Hal serupa juga dikatakan Imam, warga Pangkalan Banteng ini juga mengaku ikut sedih mendengar keluh kesah orangtua dan tetangganya. Biasa panen sawit 8 ton mendapat uang Rp 8 Juta namun sekarang setelah harga anjlok dipotong biaya operasional dan biaya angkut serta pemanen hanya tersisa Rp 2,8 Juta saja.
“Itupun kalau dalam kondisi panen normal, padahal sekarang buah sepi paling hanya dapat 4 ton,” keluhnya.
Anjloknya harga sawit ini membuat para orangtuanya harus putar otak. Karena hasil panen untuk kebutuhan makan sehari-hari saja pas-pasan, belum lagi keperluan biaya anak sekolah dan segala macamnya.
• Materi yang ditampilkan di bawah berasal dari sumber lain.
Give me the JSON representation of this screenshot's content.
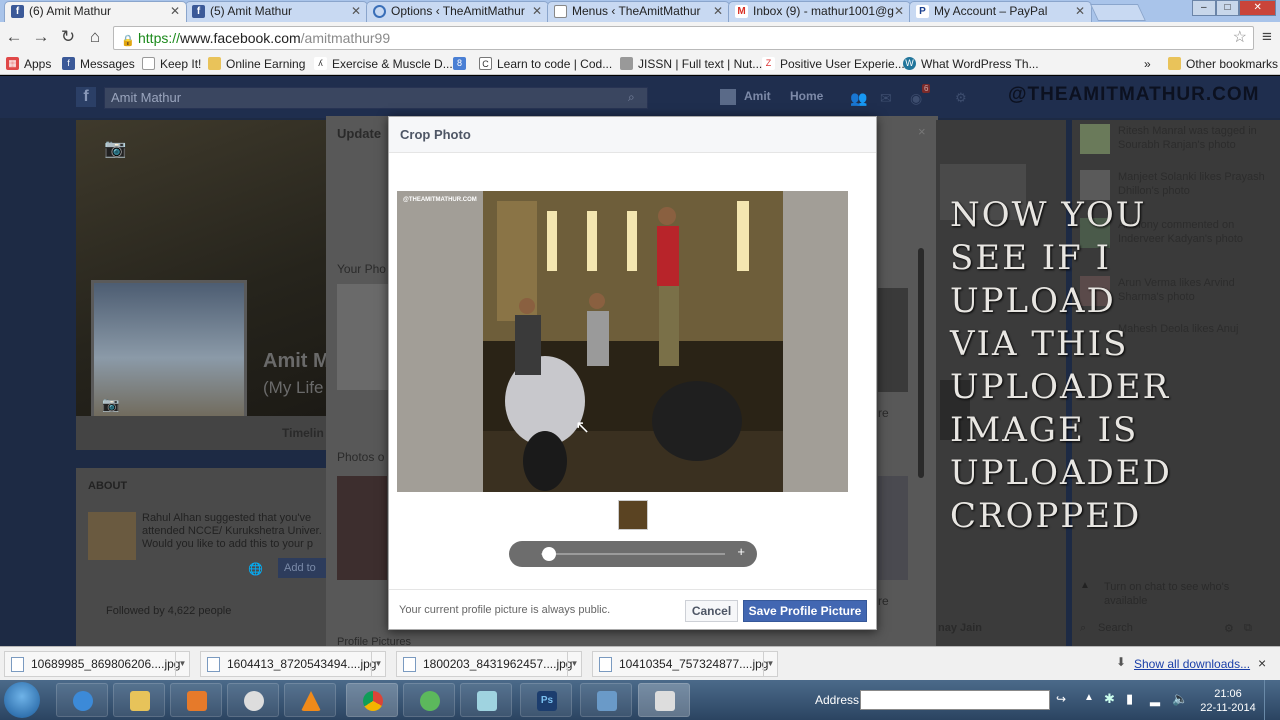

Sebagian petani lainnya mengaku masih bersyukur jika masih ada yang membeli. Karena jika sampai sawit tidak ada yang membeli maka tamatnya para petani. “Ada yang membeli masih bersyukur, meski hasilnya tidak seberapa, kalau sampai pada tahap tidak ada yang menampung maka tamatlah para petani sawit,” celetuk salah seorang warga lainnya. (sam/sla)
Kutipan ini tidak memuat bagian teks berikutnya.